Seeing what ophthalmologists can't | DELL Technologies
CUSTOMER: Voxeleron LLC, a company specialised in the development of Artifical Vision and Machine Learning software.
TECHNOLOGY: AI, CNN, Dell Precision and GPU NVIDIA workstations.
Addressing needs and bringing benefits
At present, incurable Age-related Macular Degeneration (AMD) affects nearly 200 million people in the world. It is the leading cause of blindness in people over 60. The disease has two stages: an early dry stage and a late wet stage of advanced AMD when vision loss and blindness can rapidly occur. Nowadays ophthalmologists use optical coherence tomography to create 3D images of the retina, so as to diagnose and monitor the disease through regular examinations to detect any changes.

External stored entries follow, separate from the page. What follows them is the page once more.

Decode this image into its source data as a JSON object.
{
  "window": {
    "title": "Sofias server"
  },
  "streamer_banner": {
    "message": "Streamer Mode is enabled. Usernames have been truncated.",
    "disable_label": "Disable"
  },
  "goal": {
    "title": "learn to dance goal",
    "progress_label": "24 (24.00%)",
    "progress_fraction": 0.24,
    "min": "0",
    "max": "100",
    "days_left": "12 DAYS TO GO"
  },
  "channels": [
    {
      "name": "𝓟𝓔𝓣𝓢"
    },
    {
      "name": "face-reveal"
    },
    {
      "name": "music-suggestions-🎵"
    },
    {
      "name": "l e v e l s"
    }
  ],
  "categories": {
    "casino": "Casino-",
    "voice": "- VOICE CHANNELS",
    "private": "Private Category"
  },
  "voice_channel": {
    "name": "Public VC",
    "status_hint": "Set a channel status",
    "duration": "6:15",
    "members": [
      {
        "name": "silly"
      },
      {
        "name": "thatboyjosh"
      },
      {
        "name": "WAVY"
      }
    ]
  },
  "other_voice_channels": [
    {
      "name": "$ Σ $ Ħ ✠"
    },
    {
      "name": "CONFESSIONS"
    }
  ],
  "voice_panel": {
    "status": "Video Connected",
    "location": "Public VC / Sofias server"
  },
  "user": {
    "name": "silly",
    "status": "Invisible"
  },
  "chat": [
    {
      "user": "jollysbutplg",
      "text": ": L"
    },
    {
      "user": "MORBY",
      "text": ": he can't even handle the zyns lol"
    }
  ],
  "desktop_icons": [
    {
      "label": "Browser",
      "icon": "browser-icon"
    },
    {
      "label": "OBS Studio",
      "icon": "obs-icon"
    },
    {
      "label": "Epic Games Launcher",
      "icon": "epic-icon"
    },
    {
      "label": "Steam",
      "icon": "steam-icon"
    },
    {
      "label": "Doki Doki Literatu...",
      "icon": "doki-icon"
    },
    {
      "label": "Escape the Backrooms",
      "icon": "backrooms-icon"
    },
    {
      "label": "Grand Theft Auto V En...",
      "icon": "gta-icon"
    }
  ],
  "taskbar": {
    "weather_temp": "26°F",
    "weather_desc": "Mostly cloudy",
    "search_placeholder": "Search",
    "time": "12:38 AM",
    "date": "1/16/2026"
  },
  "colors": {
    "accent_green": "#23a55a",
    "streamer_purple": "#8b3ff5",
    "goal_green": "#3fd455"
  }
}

The objective is to help ophthalmologists predict the likelihood of a patient progressing from the dry stage to the wet stage. To achieve the goal, 3D datasets need to be processed in a deep learning convolutional neural network model. By applying artificial intelligence models and using Dell Precision 7920 Tower workstations with NVIDIA Quadro GV100 GPU, it was possible to save up to three months in the execution of the models.
Voxeleron is broadening the horizons of ophthalmologic diagnosis with image analysis based on AI models, trained with Dell Precision workstations with GPUs NVIDIA. Voxeleron aims to improve ophthalmologists’ capacity to predict the likelihood of a patient with AMD progressing from the dry stage to the wet stage. 3D retinal images may contain useful clues that can be spotted by artificial intelligence (AI) in the form of a deep learning convolutional neural network (CNN) model.
Furthermore, doctors can potentially use their 3D retinal imaging tools to also diagnose neurological disorders. Although the retina is at the back of the eye, it is really at the front of the brain and is a window to the central nervous system. The way in which AI can be applied is changing, particularly in tasks that are difficult for humans to do, such as finding complex patterns in large datasets.